Again, I am cutting some corners – the values in my example are obviously arbitrarily chosen without any scientific backup.
As there seems no difference in total weight vs. insulation, one might conclude that a non-overfill scenario is better for secondary reasons (e.g. quicker drying).
In this analysis, again for the sake of simplicy, I make abstraction of a small amounts of overfill, aimed at compensation humidity and filling up the last cubic inch of my baffles.
This is however a conclusion drawn to hastily, at least from the perspective of a lightweight backpacker. Let’s go back to Richard’s graph:
It shows that overfill will – up to a certain amount – result in a LINEAR increase of clo (and not a degressive increase). Assuming that a normal fill corresponds exactly with the volume of the baffles and making abstraction of external variables such as humidity, there will thus be no difference in clo/ounce down between e.g. a 30% overfill or a 80% overfill.
Or to put it differently (and more sharper): even an overfill of 10% will result in a not-negligible decrease in clo/ounce down (again, assuming that a normal fill corresponds exactly with the volume of the baffles and making abstraction of external variables such as humidity.

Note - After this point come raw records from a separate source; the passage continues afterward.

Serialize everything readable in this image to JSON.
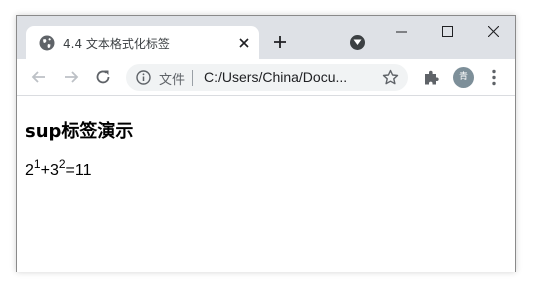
{
  "tab": {
    "title": "4.4 文本格式化标签",
    "favicon": "globe-icon"
  },
  "window_controls": [
    "minimize-icon",
    "maximize-icon",
    "close-icon"
  ],
  "toolbar": {
    "back": "arrow-left-icon",
    "forward": "arrow-right-icon",
    "reload": "reload-icon",
    "chip_label": "文件",
    "url": "C:/Users/China/Docu...",
    "avatar_label": "青"
  },
  "page": {
    "heading": "sup标签演示",
    "formula": {
      "base1": "2",
      "exp1": "1",
      "plus": "+",
      "base2": "3",
      "exp2": "2",
      "result": "=11"
    }
  },
  "colors": {
    "titlebar": "#dee1e6",
    "omnibox": "#f1f3f4",
    "avatar": "#7d8f99",
    "icon": "#5f6368"
  }
}
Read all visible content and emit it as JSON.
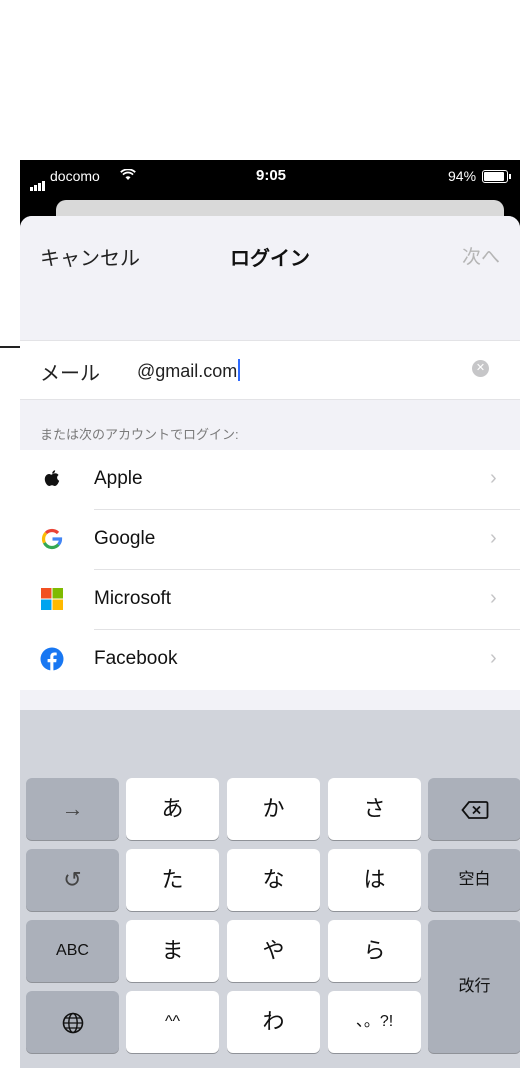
{
  "status_bar": {
    "carrier": "docomo",
    "time": "9:05",
    "battery": "94%",
    "wifi_icon": "wifi-icon"
  },
  "nav": {
    "cancel": "キャンセル",
    "title": "ログイン",
    "next": "次へ"
  },
  "email": {
    "label": "メール",
    "value": "@gmail.com"
  },
  "section_header": "または次のアカウントでログイン:",
  "providers": [
    {
      "label": "Apple",
      "icon": "apple-logo-icon"
    },
    {
      "label": "Google",
      "icon": "google-logo-icon"
    },
    {
      "label": "Microsoft",
      "icon": "microsoft-logo-icon"
    },
    {
      "label": "Facebook",
      "icon": "facebook-logo-icon"
    }
  ],
  "keyboard": {
    "arrow": "→",
    "undo": "↺",
    "abc": "ABC",
    "globe_icon": "globe-icon",
    "a": "あ",
    "ka": "か",
    "sa": "さ",
    "ta": "た",
    "na": "な",
    "ha": "は",
    "ma": "ま",
    "ya": "や",
    "ra": "ら",
    "emoticon": "^^",
    "wa": "わ",
    "punct": "、。?!",
    "delete_icon": "delete-icon",
    "space": "空白",
    "return": "改行"
  },
  "colors": {
    "link_blue": "#2f6bff",
    "facebook_blue": "#1877f2"
  }
}
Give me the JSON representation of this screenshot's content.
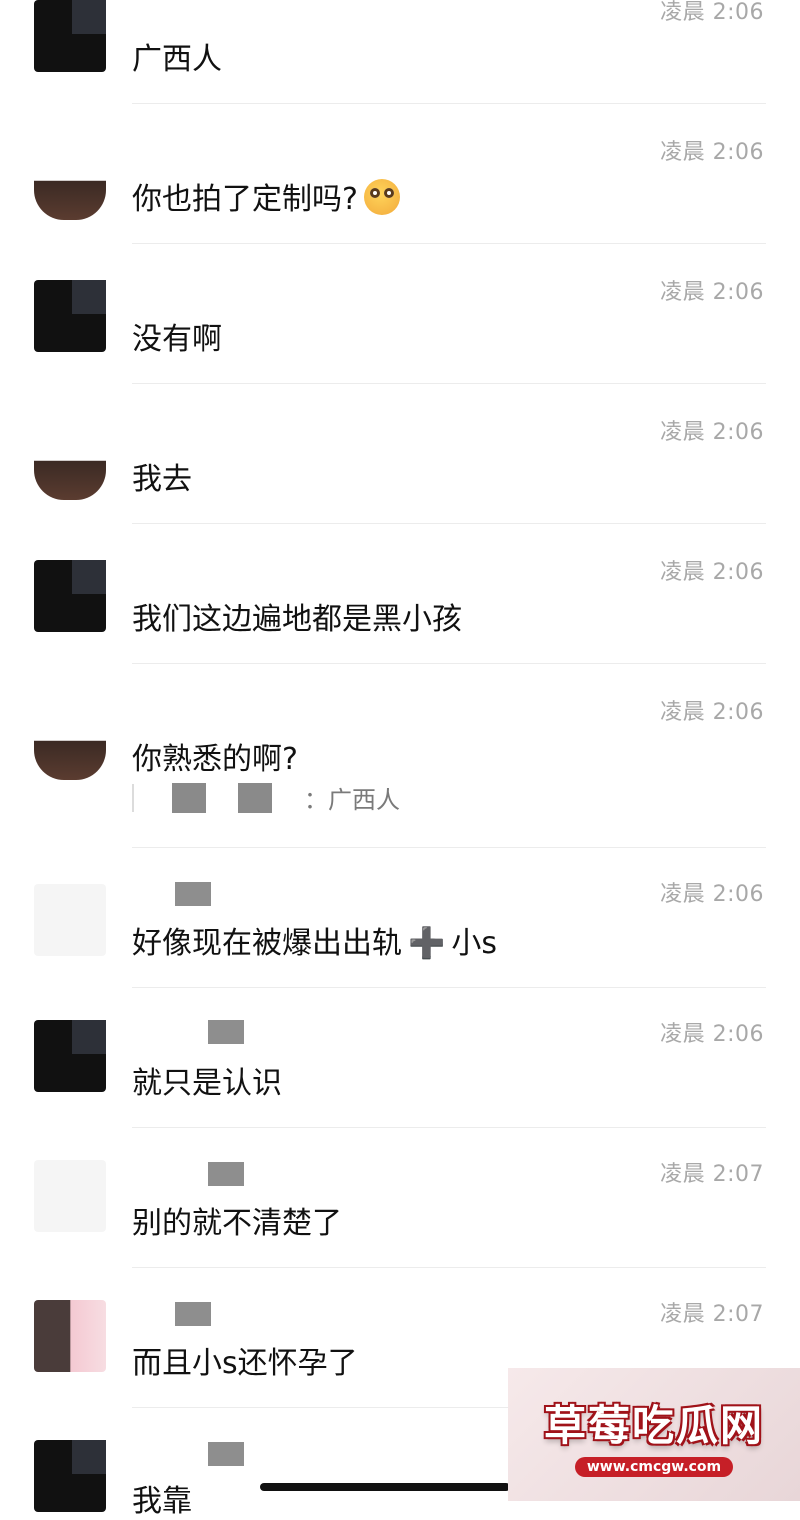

In real world situations, 10% overfill might still result not result in a ‘clo/ounce penalty’ for the reasons already mentioned earlier in this thread).
If my analysis is correct, then my conclusion, from the perspective of someone how wants maximum weight efficiency, would be:
- The question a lightweight backpacker should not primarily be: with HOW MUCH should I overfill, but rather: should I overfill at all or not at all.
- And if you decide to go for an overfill, rather choose the SMALLEST shell available and overfill it AS MUCH AS possible, up to the amount corresponding with the desired minimum temperature rating. According to Richard’s own measurements, one can overfill up to at least 2,5x without breaking the linear increase in clo/ounce down.
Or to put it bluntly: from a lightweight backpacker’s perspective: it is an all or nothing question. Again, in my (proposition of a) conclusion, I am of course assuming that the baffle volume corresponds exactly with a normal fill and I am making abstraction of external variables (e.g. humidity), just for the sake of maintaining clarity with regard to the main issue of this thread. Bear that in mind before pulling the trigger.